Le grand perdant serait alors l’Irak unitaire. Ce serait le pire cauchemar des occupants américains. La main-mise kurde sur le pétrole de Kirkouk donnerait une réalité physique et financièrement viable à l’autonomie kurde. Le mouvement rallierait forcément, sans que les troupes américaines y puissent quelque chose, les enclaves kurdes d’Iran, de Turquie et de Syrie. Les réactions violentes des gouvernements locaux seraient inévitablement condamnées, plongeant inévitablement le Kurdistan irakien dans l’effroi… Pendant ce temps, le sud de l’Irak se placerait sous la tutelle de Téhéran, paradoxalement bien discrète en ce moment. Il est vrai que les suspicions américaines imposent à l’Iran d’agir avec discrétion. Hormis cette politique-fiction, le vrai perdant de ce premier scrutin multipartite depuis cinquante ans est le Premier ministre intérimaire, Iyad Allaoui, candidat préféré des Américains, qui ne recueille que 13,8 % des suffrages. En dépit d’importantes sommes d’argent investies dans sa campagne électorale et des billets de cent dollars généreusement distribués aux électeurs, le "Petit Saddam"— en raison de sa réputation d’homme à poigne — n’est pas parvenu à s’imposer. Il devrait logiquement céder sa place à la tête du gouvernement transitoire qui conduira les destinées du pays jusqu’aux élections de la fin de l’année, qui devraient donner des institutions définitives à l’Irak. L’actuel président intérimaire, Ghazi Al-Yaouar, ne s’en sort pas mieux, n’obtenant que cinq sièges. Tout ce que l’Irak unitaire comme solides partisans a été emporté par le tsunami chi‘ite. Même le Parti communiste qui, par le passé, constituait un bloc solide et structuré, en dépit de la répression dont il a fait l’objet du temps de Saddam Hussein, n’aura que deux députés.

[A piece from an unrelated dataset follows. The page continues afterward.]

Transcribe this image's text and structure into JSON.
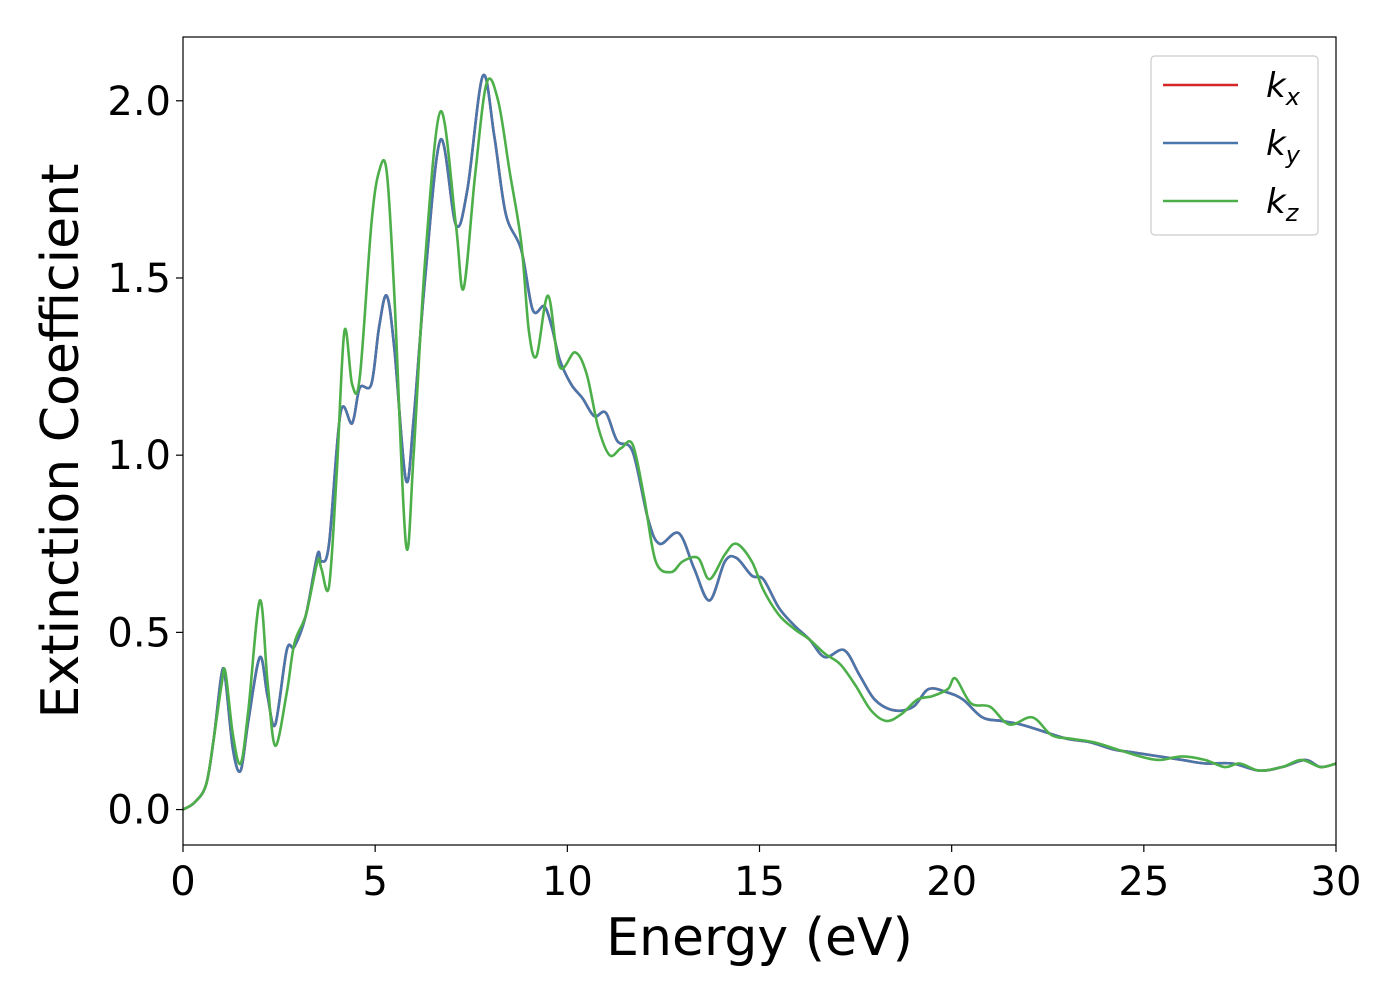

Au total, 12 listes — sur les 111 qui étaient en compétition — seront représentées à l’Assemblée. Et s’il a fallu deux semaines pour connaître les résultats de ce scrutin historique, cette première expérience démocratique dans un pays déchiré par les violences se solde par un succès puisque 8 456 266 électeurs se sont rendus aux urnes, soit un taux de participation de 59 %. Certes, on est loin des 72 % annoncés avec trop de précipitation au lendemain du 30 janvier, mais ce chiffre souligne l’engouement des Irakiens pour ce rendez-vous électoral, qui devra être renouvelé avant le 15 octobre pour approuver, par référendum, la Constitution, laquelle devra être rédigée avant le 15 août. D’ailleurs, le 30 janvier sera désormais un jour férié afin de saluer cette étape décisive.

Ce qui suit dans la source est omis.